Wednesday, February 1, 2012

Wislawa Szymborska

Today, a beloved poet of mine, Wislawa Symborska has passed. It is most fitting to recite her poem, "A Few Words on the Soul," at this time. Winner of the Nobel Prize for Literature, Szymborska published her poem on the elusive topic of the human soul in her collection titled, Monologue of a Dog. The jacket art of this book, a reprint of a Joseph Cornell work, is appropriate as we aim to classify that which is tangible and intangible, of the flesh and of the spirit, in science and beyond science.

Symborska begins "A Few Words on the Soul" by characterizing the human condition to be at times and at times unaware of the soul. Though, in truth, Szymborska takes that a step further and says, "We have a soul at times./ No one's got it nonstop,/ for keeps." In my mind the human body does not entirely possess this spirit, this spiritual side, that we feel. Is Wislawa saying that the soul comes and goes even as we are walking around on the earth in bodies?

Absolutely. "Day after day,/ year after year/ may pass without it." She discusses the mundane tasks during which the soul finds other engagements. The soul "steps out" when we are moving, carrying suitcases, wearing shoes that hurt, and when beaurocratic forms need filling. There are many chefs that would disagree when Wislawa references food preparation as another time with the soul retreats. Though I couldn't agree more with the soul taking off during mundane, rote conversations. Where does the soul go? What are these other engagements? Are they as lofty as our human ideals?

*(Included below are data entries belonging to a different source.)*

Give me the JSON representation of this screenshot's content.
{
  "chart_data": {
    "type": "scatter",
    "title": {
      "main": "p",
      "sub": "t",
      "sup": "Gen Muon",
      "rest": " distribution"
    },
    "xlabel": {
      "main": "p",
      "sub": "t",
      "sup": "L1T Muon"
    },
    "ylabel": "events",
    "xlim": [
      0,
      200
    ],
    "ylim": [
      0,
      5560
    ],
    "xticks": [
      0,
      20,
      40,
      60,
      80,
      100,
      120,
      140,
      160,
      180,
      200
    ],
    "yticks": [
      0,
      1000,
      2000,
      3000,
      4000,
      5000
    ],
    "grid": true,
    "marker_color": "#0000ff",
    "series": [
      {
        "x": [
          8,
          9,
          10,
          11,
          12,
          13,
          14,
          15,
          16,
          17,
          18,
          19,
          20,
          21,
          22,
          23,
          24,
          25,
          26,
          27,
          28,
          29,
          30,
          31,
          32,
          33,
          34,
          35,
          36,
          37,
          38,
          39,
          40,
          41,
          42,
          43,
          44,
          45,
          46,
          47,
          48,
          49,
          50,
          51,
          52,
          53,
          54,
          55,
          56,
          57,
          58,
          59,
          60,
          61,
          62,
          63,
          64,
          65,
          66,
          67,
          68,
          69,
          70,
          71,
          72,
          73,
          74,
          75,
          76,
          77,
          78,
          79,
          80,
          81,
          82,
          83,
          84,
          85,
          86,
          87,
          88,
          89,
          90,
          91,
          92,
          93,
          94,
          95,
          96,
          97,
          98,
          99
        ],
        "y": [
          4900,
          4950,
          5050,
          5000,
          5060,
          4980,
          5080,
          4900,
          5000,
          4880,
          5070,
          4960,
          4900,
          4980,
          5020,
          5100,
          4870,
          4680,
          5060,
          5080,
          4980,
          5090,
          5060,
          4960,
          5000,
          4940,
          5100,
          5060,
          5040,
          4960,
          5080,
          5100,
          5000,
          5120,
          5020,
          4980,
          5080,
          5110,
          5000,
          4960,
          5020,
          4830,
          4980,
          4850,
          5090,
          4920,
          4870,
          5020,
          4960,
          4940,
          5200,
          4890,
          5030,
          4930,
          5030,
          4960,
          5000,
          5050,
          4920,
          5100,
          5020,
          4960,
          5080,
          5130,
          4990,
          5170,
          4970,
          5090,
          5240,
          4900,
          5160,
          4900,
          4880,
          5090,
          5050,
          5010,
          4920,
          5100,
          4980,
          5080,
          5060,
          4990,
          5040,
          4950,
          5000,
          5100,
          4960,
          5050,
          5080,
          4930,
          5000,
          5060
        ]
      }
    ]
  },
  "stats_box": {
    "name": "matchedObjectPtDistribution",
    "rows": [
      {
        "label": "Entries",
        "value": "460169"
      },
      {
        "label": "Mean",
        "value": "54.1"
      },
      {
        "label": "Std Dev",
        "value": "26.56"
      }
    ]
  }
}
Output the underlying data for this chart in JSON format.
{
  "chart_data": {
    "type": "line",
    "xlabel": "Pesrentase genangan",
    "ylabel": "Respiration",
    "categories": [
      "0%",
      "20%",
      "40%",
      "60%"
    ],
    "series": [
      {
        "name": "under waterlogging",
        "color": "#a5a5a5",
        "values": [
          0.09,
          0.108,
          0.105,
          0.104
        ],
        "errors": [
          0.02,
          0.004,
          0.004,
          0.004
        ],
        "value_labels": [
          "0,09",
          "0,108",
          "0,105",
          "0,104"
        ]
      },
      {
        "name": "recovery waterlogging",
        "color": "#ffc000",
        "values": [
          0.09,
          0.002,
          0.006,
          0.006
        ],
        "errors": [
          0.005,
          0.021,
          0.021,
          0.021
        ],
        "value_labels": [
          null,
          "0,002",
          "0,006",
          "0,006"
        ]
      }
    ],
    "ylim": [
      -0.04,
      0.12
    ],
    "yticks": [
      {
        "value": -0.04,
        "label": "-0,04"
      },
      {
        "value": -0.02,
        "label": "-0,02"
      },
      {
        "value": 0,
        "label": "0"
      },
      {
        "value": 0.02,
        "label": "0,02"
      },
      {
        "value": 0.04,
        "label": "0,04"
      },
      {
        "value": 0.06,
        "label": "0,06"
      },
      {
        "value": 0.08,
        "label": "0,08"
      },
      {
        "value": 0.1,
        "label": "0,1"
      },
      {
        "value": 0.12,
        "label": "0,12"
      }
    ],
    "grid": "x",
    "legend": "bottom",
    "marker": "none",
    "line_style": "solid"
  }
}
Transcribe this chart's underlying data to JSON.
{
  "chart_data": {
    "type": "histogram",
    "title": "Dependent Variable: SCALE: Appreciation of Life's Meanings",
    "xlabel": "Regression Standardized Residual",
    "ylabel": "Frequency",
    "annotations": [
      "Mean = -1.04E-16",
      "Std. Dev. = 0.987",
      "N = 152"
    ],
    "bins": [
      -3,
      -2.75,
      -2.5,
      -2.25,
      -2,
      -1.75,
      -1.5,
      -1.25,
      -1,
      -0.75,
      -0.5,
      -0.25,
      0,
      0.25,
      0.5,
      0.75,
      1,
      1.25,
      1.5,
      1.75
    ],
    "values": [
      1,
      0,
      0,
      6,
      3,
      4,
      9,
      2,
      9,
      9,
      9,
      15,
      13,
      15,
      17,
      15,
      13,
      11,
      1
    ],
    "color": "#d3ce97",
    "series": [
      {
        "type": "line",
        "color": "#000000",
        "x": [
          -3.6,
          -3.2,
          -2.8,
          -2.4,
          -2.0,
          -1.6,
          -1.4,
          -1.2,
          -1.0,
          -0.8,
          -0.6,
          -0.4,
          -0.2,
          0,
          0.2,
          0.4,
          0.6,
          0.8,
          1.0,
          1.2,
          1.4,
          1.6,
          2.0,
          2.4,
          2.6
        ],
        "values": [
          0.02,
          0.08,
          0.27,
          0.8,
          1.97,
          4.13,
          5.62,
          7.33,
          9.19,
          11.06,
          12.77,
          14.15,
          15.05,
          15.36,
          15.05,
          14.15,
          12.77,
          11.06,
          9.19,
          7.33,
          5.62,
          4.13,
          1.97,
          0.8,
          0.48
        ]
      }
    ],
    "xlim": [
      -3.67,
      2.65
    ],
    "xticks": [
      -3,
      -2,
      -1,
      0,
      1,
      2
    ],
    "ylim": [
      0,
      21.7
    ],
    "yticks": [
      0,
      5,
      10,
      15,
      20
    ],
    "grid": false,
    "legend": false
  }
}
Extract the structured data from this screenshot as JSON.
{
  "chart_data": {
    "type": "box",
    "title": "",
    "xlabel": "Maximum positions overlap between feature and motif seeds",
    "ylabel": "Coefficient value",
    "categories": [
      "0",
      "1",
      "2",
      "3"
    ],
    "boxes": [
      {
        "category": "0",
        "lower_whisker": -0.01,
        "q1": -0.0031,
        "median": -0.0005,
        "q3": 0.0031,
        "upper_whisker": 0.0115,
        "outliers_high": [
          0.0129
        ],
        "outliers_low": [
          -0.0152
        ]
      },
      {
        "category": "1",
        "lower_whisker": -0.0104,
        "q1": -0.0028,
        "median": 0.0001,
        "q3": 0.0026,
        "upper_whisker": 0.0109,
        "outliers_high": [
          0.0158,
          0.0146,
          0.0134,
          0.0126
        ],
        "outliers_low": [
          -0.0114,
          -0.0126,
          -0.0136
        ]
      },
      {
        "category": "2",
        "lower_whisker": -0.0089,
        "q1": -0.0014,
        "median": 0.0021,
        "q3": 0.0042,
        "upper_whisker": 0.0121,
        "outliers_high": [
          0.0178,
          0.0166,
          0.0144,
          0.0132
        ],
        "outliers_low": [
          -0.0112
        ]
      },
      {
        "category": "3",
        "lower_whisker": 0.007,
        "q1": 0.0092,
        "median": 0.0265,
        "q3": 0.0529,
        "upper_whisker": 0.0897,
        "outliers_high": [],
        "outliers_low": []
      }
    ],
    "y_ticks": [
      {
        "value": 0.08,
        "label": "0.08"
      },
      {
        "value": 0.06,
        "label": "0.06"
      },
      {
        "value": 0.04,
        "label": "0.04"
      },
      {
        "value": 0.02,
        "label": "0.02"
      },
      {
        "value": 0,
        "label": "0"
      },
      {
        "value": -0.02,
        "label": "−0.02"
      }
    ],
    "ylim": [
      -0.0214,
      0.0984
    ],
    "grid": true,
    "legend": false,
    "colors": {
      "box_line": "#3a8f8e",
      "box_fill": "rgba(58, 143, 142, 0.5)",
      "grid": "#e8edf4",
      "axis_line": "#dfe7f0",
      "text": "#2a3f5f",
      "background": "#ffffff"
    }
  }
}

"It [the soul] prefers silence./...Joy and sorrow/ aren't two different feelings for it./ It attends us/ only when the two are joined." My soul is here, joined with my intellect and artistic inclinations and passions to honor Wislawa Symborska, a great poet of our time, and a poet native to my ancestral land, Poland.

"[The soul] won't say where it comes from/
or when it's taking off again,/
though it's clearly expecting such questions."

And, in the words of my paternal grandfather, Thomas Styperk: "well, Ace, she knows what it's all about now." To Wislawa's soul, I raise a voice in prayer and poetry.